Jeśli miałbym wyróżnić jakiegokolwiek zawodnika w tym meczu, to pewnie postawiłbym na Galana, choć widząc po opiniach kibiców, moglibyśmy się w tych opiniach rozminąć. Ale Borja coś tam próbował i zagrał dwie bardzo dobre piłki w pole karne. Poza tym mizeria i raczej kilku bohaterów negatywnych.
Trener pokombinował ze składem, więc mogliśmy obejrzeć zaskakujące zestawienie. Jak przyznał na konferencji, zmasakrowani po wyjazdach na reprezentacje byli Kuusk i Kowalczyk. Tego pierwszego zabrakło nawet na ławce, Mateusz wszedł w drugiej połowie. I okej, może podróż z Armenii, może kadra, ale kurka wodna, tak przegrać pojedynek biegowy z Meną, który grał od początku. Nie godzi się.
I znów ta cholerna bramka w końcówce. Znów zapytam – ileż można? I mam gdzieś, że to kontra wynikająca z odkrycia się. Bramka to bramka. Z jednej strony nie pozwalamy Kudle polecieć w pole karne przeciwnika w 107. minucie meczu, z drugiej dajemy sobie w taki sposób wbić bramkę. W siódmym meczu z rzędu tracimy gola w końcówce połowy. W tym sezonie to już dziesięć (!) takich goli. A w ostatnich szesnastu meczach – szesnaście!
A’propos Camilo Meny – po meczu, gdy wychodziliśmy ze stadionu, wychodził też Kolumbijczyk, więc stwierdziłem, że to idealna okazja podziękować mu za gola z Arką Gdynia, który dał naszemu klubowi możliwość walki o awans do ekstraklasy w maju rok temu.
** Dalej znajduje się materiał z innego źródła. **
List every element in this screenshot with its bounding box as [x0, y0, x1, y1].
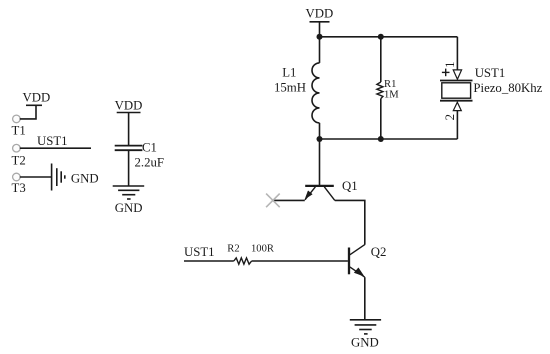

Co uczyniłem. Camilo był zdziwiony, dlaczego jakiś gość dziękuje mu za tego akurat gola, gdy przecież przed chwilą strzelił. Ale wyjaśniłem mu wszystko, tak więc w imieniu kibiców GieKSy osobiste podziękowania zostały złożone. Dzięki Camilo!
Wracając do składu. W miejsce Kuuska na boisku pojawił się po raz pierwszy od wielu miesięcy Grzegorz Rogala. Kibice łapali się za głowy, ale myślałem sobie – dajmy mu szansę. Po meczu mam taką myśl, która by mi jeszcze niedawno do głowy nie przyszła… królestwo za Klemenza! Rozumiem brak ogrania, ale na Boga – czy to przeszkadza w tym, żeby prosto i mocno kopnąć piłkę? Zawodnik udzielał się w ofensywie, ale kopał tak, jakby to była piłka lekarska, względnie nie jadł śniadania, ni obiadu. I po takiej dwukrotnej próbie kopnięcia piłki, została ona wybita i padła pierwsza bramka.
No i z bólem serca muszę też powiedzieć, że Dawid Kudła w tym sezonie nie pomaga. Absolutnie. Nie wybronił żadnego meczu, nie jest pewnym punktem, a ta bramka obciąża go strasznie. To nie jest zły bramkarz, ale jeśli nie poprawi się w najbliższym czasie, to nie zdziwię się, jeśli trener postawi na Rafała Strączka. W pucharowym meczu z Wisłą na pewno. Ale też w lidze. Mimo wszystko jestem fanem Dawida i mam nadzieję, że się ogarnie i wróci do formy z poprzedniego sezonu.
Zagrali Milewski i Bosch, i z ich gry nic kompletnie nie wynikało. Sebastian generalnie niewiele wnosi do zespołu, jedynie raz na jakiś czas zagra dobry mecz. Jesse na razie wystąpił w Zabrzu i w Gdańsku i na razie cienizna totalna.
Adam Zrelak niewidzialny, podobnie jak Ilja Szkurin, który wszedł w drugiej połowie, choć Białorusin wypadł minimalnie lepiej niż Słowak, coś tam próbował powalczyć. Ale bez efektu.
Wprowadzony na boisko w drugiej połowie Adrian Błąd też już młodszy nie będzie. Z całym szacunkiem – także za poprzedni sezon, gdzie dawał radę, w tym zawodnik już piłkarsko po prostu nie pomaga. Kompletnie.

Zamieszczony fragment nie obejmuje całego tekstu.